Charles Wehle (1825-1883)

wehle.jpg
▲Charles Wehleの肖像 The New York Public Library Digital Collections より 加工・転載

シャルル・ヴェーレ(Charles Wehle, 1825-1883)は、プラハ生まれのピアニスト・作曲家です。父は商人であり、彼も初めはその道を歩もうとしました。しかし、自身の音楽に対する強い思いに気付いた彼は、タールベルク(以前の記事)から助言を受けて、音楽家としての道を歩むことを決意しました。それから、ライプツィヒでモシェレス[1]にピアノ、リヒター[2]に作曲を学び、その後、ベルリンでクラク[3]に師事しています。1853年にはパリへ移住し、そこを拠点としてヨーロッパ、アメリカ、オセアニア、アジアを含む世界の広範な地域で演奏旅行を繰り広げています。

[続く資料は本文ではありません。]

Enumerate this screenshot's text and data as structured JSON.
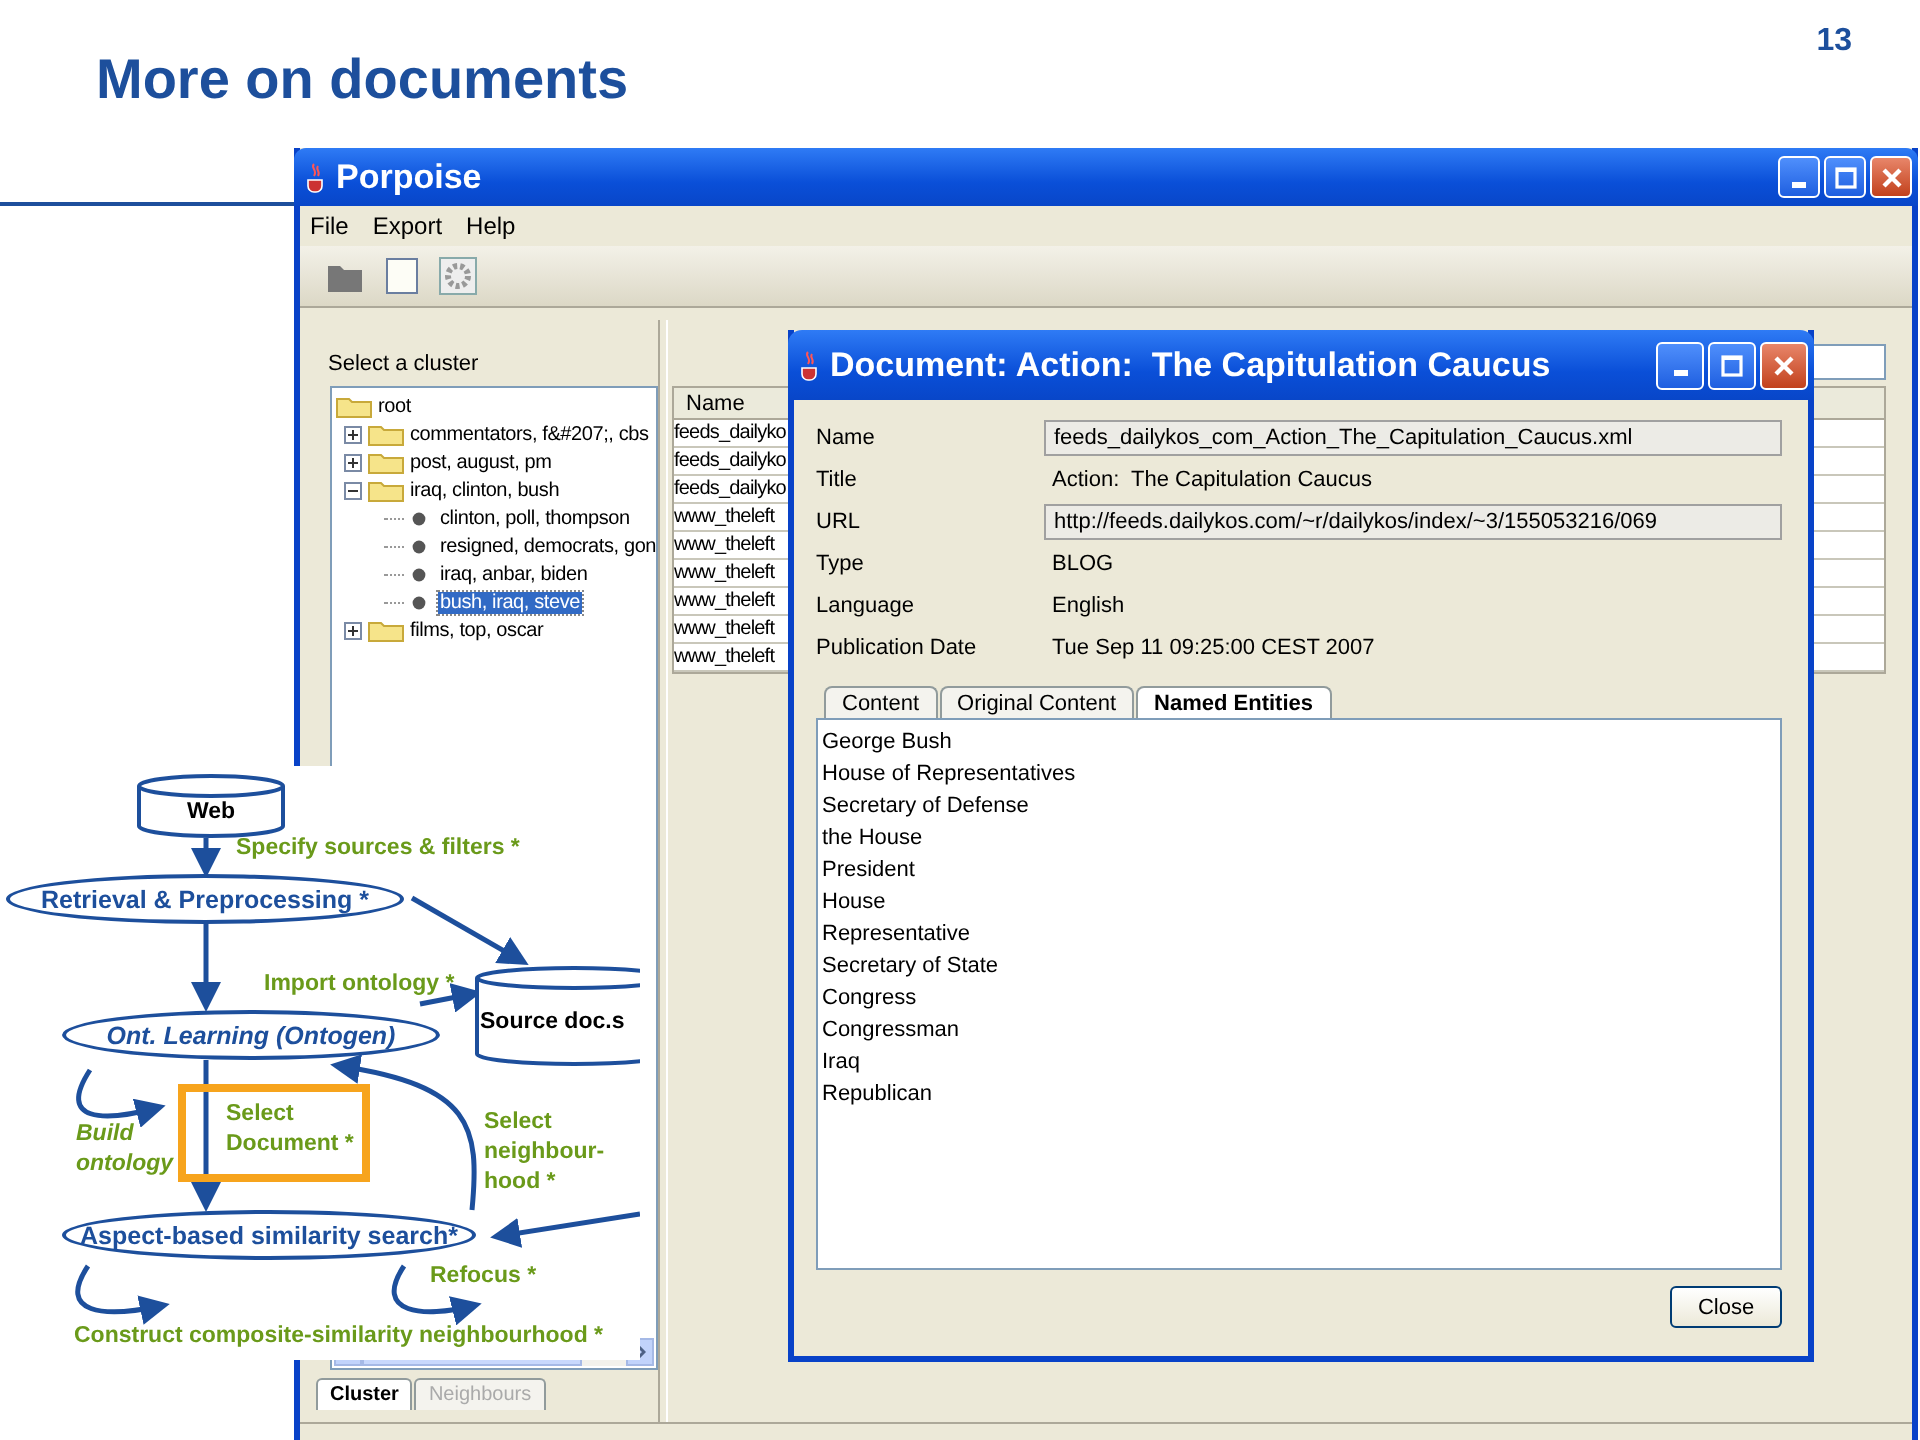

作品は、殆どがピアノ曲で、Op.は100に達しています。その内、私が楽譜を確認できているのは僅か6,7曲程度ですが、それらを見ていると、もっと他の作品も見てみたいと思わされました。特に2曲のピアノソナタ(Op.38, Op.58)が気になるところです。
また、「スペイン交響曲」で有名なエドゥアール・ラロは、ピアノとヴァイオリンのための「パリの夜会, 3つの性格的小品 Soirées parisiennes, 3 morceaux caractéristiques Op.18(ヴェーレの作品番号ではOp.46にあたる)」をヴェーレと合作しています。

[1]Ignaz Moscheles (1794-1870):ボヘミア出身のピアニスト・作曲家。
[2]Ernst Friedrich Eduard Richter (1808-1879)か?
[3]Theodor Kullak (1818-1882):ドイツのピアニスト・作曲家。ツェルニーの弟子でピアノ教育者として有名。「子供の生活 Opp.62, 81」は今日でも親しまれている。




コサック行進曲 Marche cosaque Op.37

パリの音楽新聞「La Revue et Gazette musicale」の1854年2月26日号の付録として収録された小品です。中間部の辺りはチャイコフスキーっぽい感じもします。